1. STATE OF WONDER by Ann Patchett tells the story of American-Indian female research scientist Marina Singh who travels into the deeps of the Amazon to find her supervisor who has not returned. The drug company they work for is attempting to find a plant that will enable them to create a fertility drug for women into their seventies. From the frozen winter of Minnesota, Maria is enveloped in eternal summer with its bugs, flowers, rain storms, and some suspicious people with dark secrets. Patchett, who gave us one of the finest novels in BEL CANTO, manages to echo Conrad's HEART OF DARKNESS and still be original and relevant.

2. THE ART OF FIELDING by Chad Harbach is a highly readable novel about baseball, growing up, secrets in Academia, Melville and lots more. Who would have dreamed a novel about the world's slowest game could be so fresh and entertaining as well as so thoughtful? This one is!

3. THE MARRIAGE PLOT by Jeffrey Eugenidies follows the romantic highs and lows of three college students, all of whom are beautifully developed by the author. The lovely heroine Madeleine Hanna is a bright Brown English major who loves 19th century fiction and the "marriage plot," which depicts the women who know they are superior to their male counterparts but wind up marrying them. As she graduates she chooses the man she is obsessed with but knows little about. What follows is a difficult journey for Madeleine who gives up almost everything for love, while Mitchell, the more prosaic but more truly devoted suitor runs off to India to find himself. The descriptions of these jouneys and their endings offer a truly wise and fascinating portrait of growing up through experience.
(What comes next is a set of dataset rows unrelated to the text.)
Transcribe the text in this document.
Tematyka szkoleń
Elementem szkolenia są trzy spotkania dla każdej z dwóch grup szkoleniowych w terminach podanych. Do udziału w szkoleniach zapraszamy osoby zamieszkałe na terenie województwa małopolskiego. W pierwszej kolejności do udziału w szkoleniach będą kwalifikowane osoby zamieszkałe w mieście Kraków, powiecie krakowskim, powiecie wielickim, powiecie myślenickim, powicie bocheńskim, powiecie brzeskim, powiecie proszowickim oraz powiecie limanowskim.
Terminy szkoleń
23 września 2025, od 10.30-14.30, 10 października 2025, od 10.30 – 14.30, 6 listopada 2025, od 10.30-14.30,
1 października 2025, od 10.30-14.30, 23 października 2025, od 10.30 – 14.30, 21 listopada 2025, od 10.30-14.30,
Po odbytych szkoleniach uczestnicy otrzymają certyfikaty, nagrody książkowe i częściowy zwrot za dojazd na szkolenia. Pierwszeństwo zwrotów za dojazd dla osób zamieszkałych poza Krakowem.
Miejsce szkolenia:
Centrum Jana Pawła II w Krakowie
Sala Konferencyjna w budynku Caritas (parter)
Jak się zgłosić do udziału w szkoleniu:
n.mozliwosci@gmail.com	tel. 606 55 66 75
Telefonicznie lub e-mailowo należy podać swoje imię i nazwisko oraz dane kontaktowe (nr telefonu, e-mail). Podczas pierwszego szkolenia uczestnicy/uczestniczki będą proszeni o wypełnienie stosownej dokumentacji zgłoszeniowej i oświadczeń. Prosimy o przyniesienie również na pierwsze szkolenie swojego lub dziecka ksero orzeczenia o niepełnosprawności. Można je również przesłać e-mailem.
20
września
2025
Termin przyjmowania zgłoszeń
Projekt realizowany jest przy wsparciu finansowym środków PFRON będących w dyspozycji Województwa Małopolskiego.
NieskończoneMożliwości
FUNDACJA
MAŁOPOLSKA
4. THE NIGHT CIRCUS by Erin Morgenstern features a magical traveling circus that that travels the world arriving unannounced and leaving without a trace. The circus Le Cirque des Reves is no ordinary circus. It offers "ethereal enigmas" like a fire-breathing dragon and a garden of ice with magnificent blooms. Two great magicians pit their young proteges against each other without their knowing. Naturally they fall in love, and the suspense and wonder builds to a smashing climax. Can't wait for the movie!